Additionally, an array of former Republican senators and former top officials of Republican administrations — some who played a role on Pollard’s incarceration — also have called for his release.
“We do not condone espionage, nor do we underestimate the gravity of Pollard’s crime,” says an Oct. 26 letter signed by 18 former senators. “But it is patently clear that Mr. Pollard’s sentence is severely disproportionate and (as several federal judges have noted) a gross miscarriage of justice.”
A number of the signatories had served on the Senate Select Committee on Intelligence, including Sens. Dennis DeConcini (D-Ariz.), Alan Simpson (R-Wyo.), Arlen Specter (R-Pa.), Birch Bayh (D-Ind.), Connie Mack (R-Fla.) and David Durenberger (R-Minn.) — a position that would have allowed them access to secret information that opponents of Pollard have alleged implicates him more seriously than the publicly known information he shared with Israel.
Biden’s meeting came the same day that Obama announced five pardons and a commutation for Thanksgiving. None of those pardoned are still serving time. The action clears their record, and frees them to participate in areas of public life previously denied them, such as voting. (As it happens, it was also the 26th anniversary of Pollard’s 1985 arrest.)

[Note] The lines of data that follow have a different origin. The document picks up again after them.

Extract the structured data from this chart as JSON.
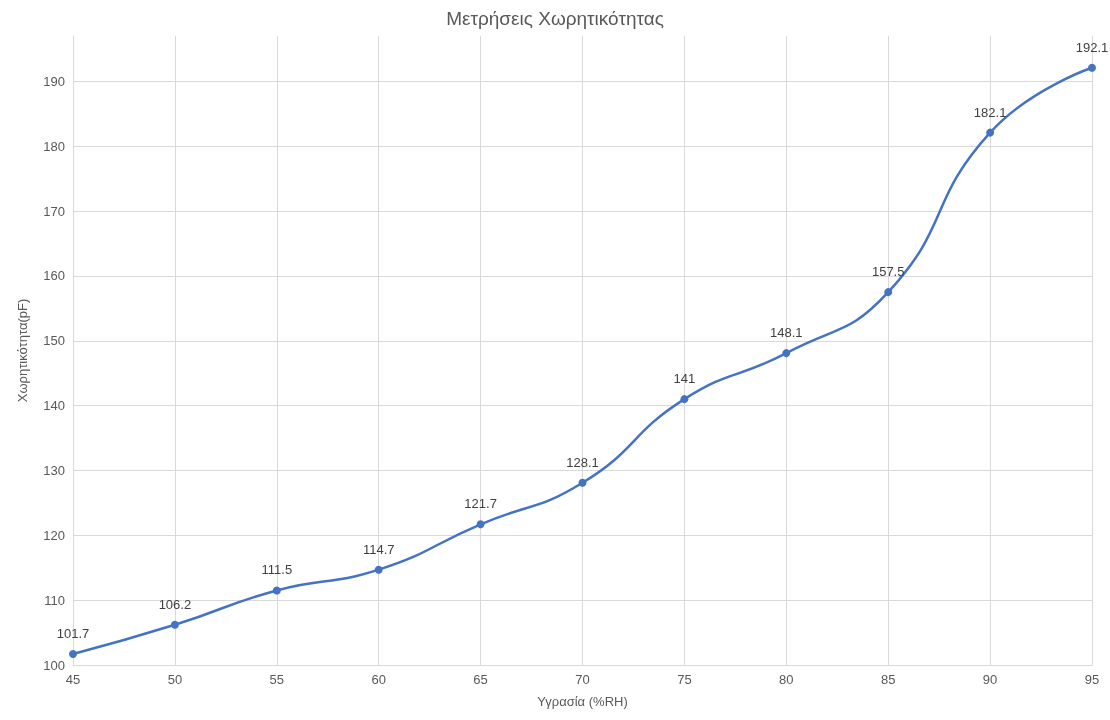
{
  "chart_data": {
    "type": "line",
    "title": "Μετρήσεις Χωρητικότητας",
    "xlabel": "Υγρασία (%RH)",
    "ylabel": "Χωρητικότητα(pF)",
    "x": [
      45,
      50,
      55,
      60,
      65,
      70,
      75,
      80,
      85,
      90,
      95
    ],
    "series": [
      {
        "color": "#4472c4",
        "values": [
          101.7,
          106.2,
          111.5,
          114.7,
          121.7,
          128.1,
          141,
          148.1,
          157.5,
          182.1,
          192.1
        ]
      }
    ],
    "xlim": [
      45,
      95
    ],
    "xticks": [
      45,
      50,
      55,
      60,
      65,
      70,
      75,
      80,
      85,
      90,
      95
    ],
    "ylim": [
      100,
      197
    ],
    "yticks": [
      100,
      110,
      120,
      130,
      140,
      150,
      160,
      170,
      180,
      190
    ],
    "grid": true,
    "marker": "circle",
    "line_style": "solid",
    "data_labels": true
  }
}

Presidents may pardon and commute at will — it is one power not subject to any oversight. Traditionally they issue pardons around holidays; expect another round before Christmas. Obama has been relatively parsimonious with his releases; he has issued 22 pardons and one commutation. Bill Clinton gave pardons or commutations to 456 people in eight years, while George W. Bush issued 200.
The meeting also came the week that the White House announced that the president would observe the decades-old tradition on Wednesday of pardoning a turkey headed for the Thanksgiving table.
Esther Pollard last week published an appeal to Obama in The Jerusalem Post that noted the tradition of pardoning turkeys.
“While the pardoning ceremony is light-hearted, the values it demonstrates are solemn and deeply cherished,” she wrote. “As the president of the United States, your granting clemency to a lowly barnyard bird demonstrates to the world the great respect that the American people have for the values of justice, compassion and mercy. It is in this light that I write to bring to your attention once again to the plight of my husband, Jonathan Pollard.”